Amman, Jordan – Jordanian authorities have released Salafi leader Assem Barqawi, better known as Abu Mohammad al-Maqdesi, after having served a five-year prison sentence on allegations of jeopardising state security and recruiting jihadists to fight in Afghanistan.
His release came as a surprise to some after the escalating war in Syria has presented big security challenges to neighbouring Jordan, especially amid an increasing number of Jordanians joining jihadist groups inside the war-torn country.
“We did not expect his release. We thought he would be interrogated and held further,” Mohammad Shalabi, better known as Abu Sayyaf, head of the Jordanian Jihadi Salafist Movement told Al Jazeera in a phone interview.
Maqdesi is a supporter of al-Nusra front which, unlike ISIL, does not have any ambitions to take over the region.
Experts and Salafists, however, say that releasing Maqdesi, who has been very critical of violence committed by the Islamic State of Iraq and the Levant (ISIL), serves Jordan’s interest as the movement has achieved gains in neighbouring Iraq recently and added to Jordan’s security woes.
“Maqdesi is a supporter of al-Nusra front, one of the fighting groups in Syria, which unlike ISIL, does not have any ambitions to take over the region,” said Hasan Abu Hanya, an expert on jihadist movements.
“He is the mentor and father of our curriculum,” Abu Sayyaf told Al Jazeera.
“There is a pressing need for a mentor like him at this time of bloodshed.
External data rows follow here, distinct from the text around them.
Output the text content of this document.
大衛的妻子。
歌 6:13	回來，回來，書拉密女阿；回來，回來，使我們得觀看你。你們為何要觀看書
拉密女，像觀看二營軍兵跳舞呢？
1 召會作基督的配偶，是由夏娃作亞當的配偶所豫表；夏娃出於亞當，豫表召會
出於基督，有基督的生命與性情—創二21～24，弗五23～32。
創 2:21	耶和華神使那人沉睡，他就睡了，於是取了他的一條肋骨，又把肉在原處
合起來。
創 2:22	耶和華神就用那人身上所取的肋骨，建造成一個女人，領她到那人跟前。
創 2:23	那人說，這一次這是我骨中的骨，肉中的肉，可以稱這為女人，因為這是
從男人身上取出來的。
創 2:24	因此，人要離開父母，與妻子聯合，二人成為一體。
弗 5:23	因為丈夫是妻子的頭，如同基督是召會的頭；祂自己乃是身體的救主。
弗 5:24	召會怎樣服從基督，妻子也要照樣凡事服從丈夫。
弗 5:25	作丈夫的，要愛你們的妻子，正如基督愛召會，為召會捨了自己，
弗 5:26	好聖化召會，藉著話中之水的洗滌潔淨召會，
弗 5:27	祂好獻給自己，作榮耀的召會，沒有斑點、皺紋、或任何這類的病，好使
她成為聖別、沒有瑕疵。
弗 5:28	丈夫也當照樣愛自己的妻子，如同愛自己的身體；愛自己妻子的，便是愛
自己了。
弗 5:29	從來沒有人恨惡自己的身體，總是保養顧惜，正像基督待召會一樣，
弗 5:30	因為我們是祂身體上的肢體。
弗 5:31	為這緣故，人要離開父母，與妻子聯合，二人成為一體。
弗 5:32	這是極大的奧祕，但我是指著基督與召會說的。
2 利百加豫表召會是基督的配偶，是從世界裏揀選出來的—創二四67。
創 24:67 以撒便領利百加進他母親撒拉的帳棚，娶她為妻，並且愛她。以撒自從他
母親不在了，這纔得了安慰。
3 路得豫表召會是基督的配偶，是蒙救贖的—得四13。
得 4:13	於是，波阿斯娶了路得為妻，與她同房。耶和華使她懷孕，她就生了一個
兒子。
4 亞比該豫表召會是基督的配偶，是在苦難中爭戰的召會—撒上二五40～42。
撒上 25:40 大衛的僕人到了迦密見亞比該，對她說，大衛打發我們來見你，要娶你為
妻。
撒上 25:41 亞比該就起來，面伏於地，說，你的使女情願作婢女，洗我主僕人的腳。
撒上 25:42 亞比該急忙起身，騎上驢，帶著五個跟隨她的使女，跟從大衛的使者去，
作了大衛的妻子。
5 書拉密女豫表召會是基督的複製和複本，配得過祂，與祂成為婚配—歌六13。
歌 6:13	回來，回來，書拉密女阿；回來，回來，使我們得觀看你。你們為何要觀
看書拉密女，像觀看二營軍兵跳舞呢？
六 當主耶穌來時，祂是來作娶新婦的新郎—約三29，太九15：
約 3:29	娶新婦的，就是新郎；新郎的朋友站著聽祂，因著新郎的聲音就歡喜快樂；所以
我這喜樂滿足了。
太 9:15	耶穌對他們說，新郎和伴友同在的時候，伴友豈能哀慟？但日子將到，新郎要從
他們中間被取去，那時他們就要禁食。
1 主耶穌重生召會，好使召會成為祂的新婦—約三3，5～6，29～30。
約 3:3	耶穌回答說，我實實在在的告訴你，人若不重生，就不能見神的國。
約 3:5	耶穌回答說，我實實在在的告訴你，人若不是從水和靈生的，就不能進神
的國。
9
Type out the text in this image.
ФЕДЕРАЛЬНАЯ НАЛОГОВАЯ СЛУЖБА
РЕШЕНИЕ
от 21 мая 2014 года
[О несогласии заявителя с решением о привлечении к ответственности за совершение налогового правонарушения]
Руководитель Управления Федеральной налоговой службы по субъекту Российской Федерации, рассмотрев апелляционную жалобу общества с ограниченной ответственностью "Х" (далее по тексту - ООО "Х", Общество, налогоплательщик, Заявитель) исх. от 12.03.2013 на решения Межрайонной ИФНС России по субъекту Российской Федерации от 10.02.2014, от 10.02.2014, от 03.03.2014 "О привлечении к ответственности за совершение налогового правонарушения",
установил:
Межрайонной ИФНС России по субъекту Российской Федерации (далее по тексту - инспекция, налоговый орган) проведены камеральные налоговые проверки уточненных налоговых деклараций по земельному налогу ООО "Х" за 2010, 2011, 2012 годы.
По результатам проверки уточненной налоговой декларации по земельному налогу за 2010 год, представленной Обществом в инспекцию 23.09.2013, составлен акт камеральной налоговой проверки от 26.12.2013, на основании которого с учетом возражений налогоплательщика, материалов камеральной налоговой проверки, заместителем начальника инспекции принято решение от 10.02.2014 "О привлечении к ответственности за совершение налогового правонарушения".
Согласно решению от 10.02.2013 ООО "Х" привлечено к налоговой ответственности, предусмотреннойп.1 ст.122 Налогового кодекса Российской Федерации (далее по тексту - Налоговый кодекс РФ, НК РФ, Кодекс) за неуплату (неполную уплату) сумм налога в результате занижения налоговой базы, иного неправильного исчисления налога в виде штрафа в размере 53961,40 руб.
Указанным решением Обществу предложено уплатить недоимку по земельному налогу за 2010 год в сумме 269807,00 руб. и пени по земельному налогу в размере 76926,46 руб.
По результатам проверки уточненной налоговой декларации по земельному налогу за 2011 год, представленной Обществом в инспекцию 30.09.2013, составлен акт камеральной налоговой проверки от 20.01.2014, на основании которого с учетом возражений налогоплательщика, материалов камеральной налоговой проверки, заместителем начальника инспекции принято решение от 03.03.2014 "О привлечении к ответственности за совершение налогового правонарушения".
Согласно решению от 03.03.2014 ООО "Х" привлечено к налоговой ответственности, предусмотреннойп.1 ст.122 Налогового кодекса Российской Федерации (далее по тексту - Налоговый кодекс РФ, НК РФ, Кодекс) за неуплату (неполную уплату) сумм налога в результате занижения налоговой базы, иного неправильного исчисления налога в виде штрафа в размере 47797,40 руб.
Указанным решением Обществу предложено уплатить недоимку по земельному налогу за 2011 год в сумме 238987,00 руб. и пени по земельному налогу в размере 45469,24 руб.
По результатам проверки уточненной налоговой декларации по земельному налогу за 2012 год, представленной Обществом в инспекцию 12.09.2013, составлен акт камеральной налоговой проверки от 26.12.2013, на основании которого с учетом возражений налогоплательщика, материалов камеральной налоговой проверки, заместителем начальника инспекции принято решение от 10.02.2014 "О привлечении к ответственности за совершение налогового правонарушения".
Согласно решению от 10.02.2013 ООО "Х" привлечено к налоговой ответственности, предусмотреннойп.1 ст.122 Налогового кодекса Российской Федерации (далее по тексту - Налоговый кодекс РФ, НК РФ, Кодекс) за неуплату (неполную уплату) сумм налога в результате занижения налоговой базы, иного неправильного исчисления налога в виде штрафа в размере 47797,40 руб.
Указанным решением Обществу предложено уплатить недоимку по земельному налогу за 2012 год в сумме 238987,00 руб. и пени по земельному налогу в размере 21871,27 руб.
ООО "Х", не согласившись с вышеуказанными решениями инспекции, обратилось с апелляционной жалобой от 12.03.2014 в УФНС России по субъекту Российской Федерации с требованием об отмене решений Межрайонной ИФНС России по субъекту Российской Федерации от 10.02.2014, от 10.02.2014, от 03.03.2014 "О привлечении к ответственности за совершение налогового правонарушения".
He is very concerned about the blood of Muslims being shed and their souls and honour,” Abu Sayyaf added.
In a recent statement published to his website, Tawheed, the leader condemned ISIL and called it “deviant” and called on jihadists to follow “the right [path] and stop the bloodshed”.
According to Abu Hanyah, there are more than 2,000 supporters of ISIL in Jordan – an alarming number for the Jordanian authorities.
“If some 4,000 ISIL members turned Mosul upside down, it is very dangerous for Jordan to have such numbers of supporters, given how violent and experienced the movement is,” he said.
Jordanian officials’ concern has been exacerbated after Iraq reportedly pulled out its forces from the Jordanian border on Sunday.
During a meeting with parliamentarians dedicated to discussing the challenges following the situation in Iraq, Jordanian Interior Minister Hussein Majali said that Jordan had built-up its military presence near the Iraq border by sending gendarmerie forces and additional security forces.
Maqdesi arrived at his house in Rusaifa town in northern Jordan, which is home to the Salfist movement, yesterday. He refused to give media interviews, but will soon issue a statement, according to Abu Sayyaf.
His lawyer, Majid Liftawi, believes his client is not guilty of any terror charges.
“It was all because of his political beliefs and writings,” he said.